Im Zuge der Recherche-Kooperation sei es erstmals gelungen, die Existenz solcher Orte nachzuweisen, darunter ein vergitterter, baufälliger Verschlag auf dem Gelände einer Station der bulgarischen Grenzpolizei, hieß es weiter. Auf verdeckten Aufnahmen ist demnach zu sehen, wie mehrere Menschen von Abfall umgeben auf dem Boden ausharren müssen, bis sie dann in Autos gebracht und weggefahren werden.

Tagelang ohne Wasser und Essen

Unter Berufung auf Aussagen von Geflüchteten heißt es, in dem Verschlag würden Asylsuchende teilweise mehrere Tage lang ohne Wasser und Essen eingesperrt. Im Anschluss bringe die Polizei die Menschen wieder zurück an die Grenze und zwinge sie, in die Türkei zurückzukehren.

Der Rechtswissenschaftler Constantin Hruschka vom Max-Planck-Institut München stufte dies laut "Monitor" als illegal ein. "Es ist ein absoluter Rechtsverstoß, denn vom Verbot der unmenschlichen oder erniedrigenden Behandlung darf ich unter keinen Umständen abweichen", sagte Hruschka dem Magazin zufolge. Darüber hinaus handle es sich um eine rechtswidrige Freiheitsentziehung.

Dem Recherche-Netzwerk zufolge finden die illegalen Inhaftierungen offenbar direkt unter den Augen der EU-Grenzschutzagentur Frontex statt. Laut "Monitor" sind im Ort der genannten bulgarischen Grenzstation auch zehn Frontex-Beamte stationiert. Nach Einschätzung des Direktors von Human Rights Watch Deutschland, Wenzel Michalski, machen diese sich demnach mitschuldig, wenn sie solche Praktiken nicht unterbinden, insofern sei Frontex "ein Teil des Problems".

Frontex kündigt Ermittlungen an

Die EU-Grenzschutzagentur Frontex hat zwischenzeitlich Ermittlungen angekündigt. "Frontex geht jedem Hinweis über mutmaßliche Grundrechtsverletzungen ernsthaft nach", erklärte die in Warschau ansässige Agentur am Donnerstag gegenüber der Nachrichtenagentur AFP. Die Informationen seien an das Büro des Grundrechtsbeauftragten der Agentur weitergeleitet worden. Dieser werde "die Vorwürfe untersuchen", fügte Frontex an. Das UN-Flüchtlingshilfswerk (UNHCR) erklärte, es sei "zutiefst besorgt" über die Medienberichte.
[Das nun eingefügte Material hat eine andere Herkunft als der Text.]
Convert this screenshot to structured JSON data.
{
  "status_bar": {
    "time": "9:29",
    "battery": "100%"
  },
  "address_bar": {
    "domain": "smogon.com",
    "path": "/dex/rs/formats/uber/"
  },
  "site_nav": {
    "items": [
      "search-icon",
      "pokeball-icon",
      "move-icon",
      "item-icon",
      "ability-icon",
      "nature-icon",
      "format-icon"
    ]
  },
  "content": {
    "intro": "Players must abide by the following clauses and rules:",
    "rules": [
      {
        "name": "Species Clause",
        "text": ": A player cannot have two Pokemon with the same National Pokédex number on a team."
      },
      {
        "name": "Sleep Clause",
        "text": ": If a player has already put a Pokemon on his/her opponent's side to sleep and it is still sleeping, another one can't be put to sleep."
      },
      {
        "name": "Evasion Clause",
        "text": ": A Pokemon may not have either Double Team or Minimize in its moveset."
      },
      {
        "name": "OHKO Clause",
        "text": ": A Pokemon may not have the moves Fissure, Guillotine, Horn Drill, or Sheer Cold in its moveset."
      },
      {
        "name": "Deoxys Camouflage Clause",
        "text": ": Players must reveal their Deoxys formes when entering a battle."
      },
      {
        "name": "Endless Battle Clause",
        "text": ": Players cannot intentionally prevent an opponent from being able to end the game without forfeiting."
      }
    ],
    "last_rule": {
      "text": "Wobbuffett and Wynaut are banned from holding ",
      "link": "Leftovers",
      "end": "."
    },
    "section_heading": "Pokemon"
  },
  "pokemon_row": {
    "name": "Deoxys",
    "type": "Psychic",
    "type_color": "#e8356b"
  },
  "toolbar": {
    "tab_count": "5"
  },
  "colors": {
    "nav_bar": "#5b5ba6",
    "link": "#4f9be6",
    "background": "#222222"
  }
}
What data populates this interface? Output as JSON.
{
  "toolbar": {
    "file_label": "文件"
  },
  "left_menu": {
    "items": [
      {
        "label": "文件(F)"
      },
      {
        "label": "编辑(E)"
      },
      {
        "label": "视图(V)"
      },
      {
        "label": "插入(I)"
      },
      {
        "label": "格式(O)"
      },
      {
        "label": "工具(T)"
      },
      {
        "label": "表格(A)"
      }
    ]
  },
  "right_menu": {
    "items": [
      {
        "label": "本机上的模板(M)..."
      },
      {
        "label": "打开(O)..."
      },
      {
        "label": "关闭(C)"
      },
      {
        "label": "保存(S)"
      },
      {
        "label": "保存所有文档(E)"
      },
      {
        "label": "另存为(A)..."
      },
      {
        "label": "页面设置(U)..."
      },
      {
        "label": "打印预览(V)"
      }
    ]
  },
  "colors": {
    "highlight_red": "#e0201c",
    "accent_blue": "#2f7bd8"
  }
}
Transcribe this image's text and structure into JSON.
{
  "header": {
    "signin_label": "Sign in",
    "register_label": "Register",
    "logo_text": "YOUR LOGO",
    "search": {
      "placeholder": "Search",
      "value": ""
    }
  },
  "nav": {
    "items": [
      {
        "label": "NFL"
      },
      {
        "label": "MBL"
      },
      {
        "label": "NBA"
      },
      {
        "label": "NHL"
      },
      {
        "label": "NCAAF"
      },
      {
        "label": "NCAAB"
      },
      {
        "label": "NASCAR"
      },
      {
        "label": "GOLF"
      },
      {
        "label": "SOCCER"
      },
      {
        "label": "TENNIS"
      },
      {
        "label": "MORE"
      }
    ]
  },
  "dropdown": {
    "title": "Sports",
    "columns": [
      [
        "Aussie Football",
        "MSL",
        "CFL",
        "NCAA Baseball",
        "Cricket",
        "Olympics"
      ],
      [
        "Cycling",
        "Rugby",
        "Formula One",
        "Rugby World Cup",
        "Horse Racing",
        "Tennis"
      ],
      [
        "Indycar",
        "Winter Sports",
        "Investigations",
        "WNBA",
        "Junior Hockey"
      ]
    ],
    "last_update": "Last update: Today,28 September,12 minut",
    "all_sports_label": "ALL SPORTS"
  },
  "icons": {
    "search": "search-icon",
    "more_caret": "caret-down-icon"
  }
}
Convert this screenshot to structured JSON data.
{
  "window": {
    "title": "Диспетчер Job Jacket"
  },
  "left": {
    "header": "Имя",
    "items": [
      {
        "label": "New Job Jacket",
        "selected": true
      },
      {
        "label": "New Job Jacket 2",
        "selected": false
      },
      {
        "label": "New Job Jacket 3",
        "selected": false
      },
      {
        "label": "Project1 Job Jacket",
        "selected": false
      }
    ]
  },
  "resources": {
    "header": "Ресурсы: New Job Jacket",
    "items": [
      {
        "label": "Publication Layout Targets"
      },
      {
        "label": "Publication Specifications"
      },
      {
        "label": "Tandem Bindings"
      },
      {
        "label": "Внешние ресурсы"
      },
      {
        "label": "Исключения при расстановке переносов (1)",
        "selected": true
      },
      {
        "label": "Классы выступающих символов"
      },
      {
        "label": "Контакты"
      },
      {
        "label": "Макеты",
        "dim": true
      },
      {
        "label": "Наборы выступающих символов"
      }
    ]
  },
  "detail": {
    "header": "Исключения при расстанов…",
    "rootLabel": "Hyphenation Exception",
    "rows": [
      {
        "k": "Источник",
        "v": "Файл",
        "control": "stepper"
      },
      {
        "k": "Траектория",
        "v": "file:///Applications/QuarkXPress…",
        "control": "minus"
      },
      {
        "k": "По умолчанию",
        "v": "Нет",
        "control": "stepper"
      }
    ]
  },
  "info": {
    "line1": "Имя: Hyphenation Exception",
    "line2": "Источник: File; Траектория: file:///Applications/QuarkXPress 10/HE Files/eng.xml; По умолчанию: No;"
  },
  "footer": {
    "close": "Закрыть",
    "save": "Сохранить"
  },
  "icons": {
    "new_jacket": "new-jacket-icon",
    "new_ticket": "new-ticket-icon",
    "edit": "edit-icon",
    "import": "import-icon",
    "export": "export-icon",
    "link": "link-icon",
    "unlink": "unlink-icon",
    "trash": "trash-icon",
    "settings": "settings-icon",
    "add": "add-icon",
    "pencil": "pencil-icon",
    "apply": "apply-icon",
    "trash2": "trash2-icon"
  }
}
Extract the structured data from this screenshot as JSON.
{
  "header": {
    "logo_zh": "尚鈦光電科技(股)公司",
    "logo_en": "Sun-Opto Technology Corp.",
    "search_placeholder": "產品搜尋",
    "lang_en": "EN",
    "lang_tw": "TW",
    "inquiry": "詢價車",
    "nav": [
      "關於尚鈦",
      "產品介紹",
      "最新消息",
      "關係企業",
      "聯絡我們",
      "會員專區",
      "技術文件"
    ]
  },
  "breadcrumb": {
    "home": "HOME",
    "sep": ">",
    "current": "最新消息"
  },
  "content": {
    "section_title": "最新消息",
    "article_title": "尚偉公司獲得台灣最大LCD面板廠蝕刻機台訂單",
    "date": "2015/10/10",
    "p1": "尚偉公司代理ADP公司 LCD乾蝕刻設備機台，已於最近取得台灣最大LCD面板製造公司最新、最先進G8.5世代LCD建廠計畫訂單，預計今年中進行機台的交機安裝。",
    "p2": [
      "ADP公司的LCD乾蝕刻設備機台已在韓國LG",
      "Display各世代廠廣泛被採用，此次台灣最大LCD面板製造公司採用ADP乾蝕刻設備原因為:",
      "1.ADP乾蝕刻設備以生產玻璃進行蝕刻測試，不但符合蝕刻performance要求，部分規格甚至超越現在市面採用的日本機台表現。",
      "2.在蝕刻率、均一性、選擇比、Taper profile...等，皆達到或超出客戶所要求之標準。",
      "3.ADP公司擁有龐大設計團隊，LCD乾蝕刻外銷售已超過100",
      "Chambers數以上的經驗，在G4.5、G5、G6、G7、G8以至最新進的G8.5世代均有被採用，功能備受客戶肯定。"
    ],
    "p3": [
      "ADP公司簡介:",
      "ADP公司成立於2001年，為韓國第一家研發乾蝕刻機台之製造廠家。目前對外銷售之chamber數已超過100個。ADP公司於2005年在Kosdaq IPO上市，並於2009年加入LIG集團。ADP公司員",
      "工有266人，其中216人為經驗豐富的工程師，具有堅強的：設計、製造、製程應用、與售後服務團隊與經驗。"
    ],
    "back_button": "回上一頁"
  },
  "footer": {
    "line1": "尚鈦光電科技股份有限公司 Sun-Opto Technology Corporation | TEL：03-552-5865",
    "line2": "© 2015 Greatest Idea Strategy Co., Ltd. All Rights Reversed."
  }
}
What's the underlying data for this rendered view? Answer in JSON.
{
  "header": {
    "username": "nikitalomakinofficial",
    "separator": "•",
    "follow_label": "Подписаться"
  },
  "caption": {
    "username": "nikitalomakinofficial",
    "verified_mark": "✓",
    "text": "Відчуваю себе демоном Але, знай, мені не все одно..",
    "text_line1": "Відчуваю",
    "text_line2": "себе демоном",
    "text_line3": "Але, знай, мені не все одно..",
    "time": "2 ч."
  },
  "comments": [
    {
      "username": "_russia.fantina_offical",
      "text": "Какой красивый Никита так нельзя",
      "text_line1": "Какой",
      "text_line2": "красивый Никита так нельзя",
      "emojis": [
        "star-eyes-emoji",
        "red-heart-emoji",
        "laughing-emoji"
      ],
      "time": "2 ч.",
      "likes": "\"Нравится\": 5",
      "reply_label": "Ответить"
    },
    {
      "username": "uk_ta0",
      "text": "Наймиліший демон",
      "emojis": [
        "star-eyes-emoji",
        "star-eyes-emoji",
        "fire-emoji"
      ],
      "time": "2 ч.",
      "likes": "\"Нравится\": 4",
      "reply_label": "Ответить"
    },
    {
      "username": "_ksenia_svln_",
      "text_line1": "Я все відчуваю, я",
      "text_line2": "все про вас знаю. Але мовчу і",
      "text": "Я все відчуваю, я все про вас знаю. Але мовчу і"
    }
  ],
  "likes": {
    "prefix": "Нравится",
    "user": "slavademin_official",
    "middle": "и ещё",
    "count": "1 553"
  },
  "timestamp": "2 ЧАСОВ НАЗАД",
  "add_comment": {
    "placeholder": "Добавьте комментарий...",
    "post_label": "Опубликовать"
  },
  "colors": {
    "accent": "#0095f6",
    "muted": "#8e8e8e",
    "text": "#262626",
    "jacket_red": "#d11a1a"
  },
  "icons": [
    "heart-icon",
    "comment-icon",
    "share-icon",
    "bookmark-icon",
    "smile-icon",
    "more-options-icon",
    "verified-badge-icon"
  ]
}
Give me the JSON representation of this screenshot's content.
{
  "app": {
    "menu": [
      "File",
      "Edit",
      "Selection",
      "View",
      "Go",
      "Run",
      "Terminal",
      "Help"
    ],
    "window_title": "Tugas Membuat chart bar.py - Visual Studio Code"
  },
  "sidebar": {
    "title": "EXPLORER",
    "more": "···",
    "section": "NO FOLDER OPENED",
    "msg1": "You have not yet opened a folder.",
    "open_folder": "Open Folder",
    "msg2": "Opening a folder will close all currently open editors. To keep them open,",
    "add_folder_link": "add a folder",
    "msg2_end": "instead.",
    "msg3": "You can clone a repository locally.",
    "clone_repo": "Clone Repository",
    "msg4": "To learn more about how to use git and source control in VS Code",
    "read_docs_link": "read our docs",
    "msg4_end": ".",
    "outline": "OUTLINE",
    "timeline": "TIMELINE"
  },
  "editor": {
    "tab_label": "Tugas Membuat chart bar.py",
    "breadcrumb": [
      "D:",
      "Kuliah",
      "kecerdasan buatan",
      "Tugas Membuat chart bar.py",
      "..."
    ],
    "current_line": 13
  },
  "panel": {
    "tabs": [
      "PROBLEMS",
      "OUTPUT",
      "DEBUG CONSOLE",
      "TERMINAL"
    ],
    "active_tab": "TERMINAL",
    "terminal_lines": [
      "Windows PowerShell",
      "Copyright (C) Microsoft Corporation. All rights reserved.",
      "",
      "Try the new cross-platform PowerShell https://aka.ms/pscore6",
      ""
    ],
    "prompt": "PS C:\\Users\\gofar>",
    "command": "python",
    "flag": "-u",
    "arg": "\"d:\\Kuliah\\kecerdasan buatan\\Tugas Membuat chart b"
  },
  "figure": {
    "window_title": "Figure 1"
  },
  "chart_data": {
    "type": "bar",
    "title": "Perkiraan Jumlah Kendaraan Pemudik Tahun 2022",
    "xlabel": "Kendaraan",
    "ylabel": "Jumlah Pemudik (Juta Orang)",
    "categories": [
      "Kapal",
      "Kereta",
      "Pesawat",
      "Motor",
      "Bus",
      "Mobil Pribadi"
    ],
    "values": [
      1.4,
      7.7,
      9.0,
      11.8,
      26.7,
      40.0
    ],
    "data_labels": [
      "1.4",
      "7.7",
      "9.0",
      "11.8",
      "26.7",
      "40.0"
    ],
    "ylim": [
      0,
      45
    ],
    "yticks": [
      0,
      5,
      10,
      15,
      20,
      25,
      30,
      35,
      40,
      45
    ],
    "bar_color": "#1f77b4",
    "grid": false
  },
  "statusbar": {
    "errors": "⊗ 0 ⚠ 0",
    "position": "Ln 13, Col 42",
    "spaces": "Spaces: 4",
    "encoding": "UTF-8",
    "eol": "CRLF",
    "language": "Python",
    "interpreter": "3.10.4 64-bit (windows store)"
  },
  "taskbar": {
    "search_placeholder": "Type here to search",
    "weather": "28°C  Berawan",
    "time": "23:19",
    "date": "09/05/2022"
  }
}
Bulgarien habe Fragen zu den Recherchen unkommentiert gelassen.

In Ungarn deckte die Recherche-Kooperation nach eigenen Angaben ähnliche Praktiken auf: Aufnahmen zeigen demnach, wie Menschen von der ungarischen Grenzpolizei mit Schlagstöcken zu Schiffscontainern getrieben würden. Flüchtlinge berichteten, dass sie über viele Stunden in solchen Containern eingesperrt worden seien, auch hier ohne Wasser oder Essen. Im Anschluss seien auch sie mit Bussen an den Grenzübergang gebracht und zurück nach Serbien gezwungen worden.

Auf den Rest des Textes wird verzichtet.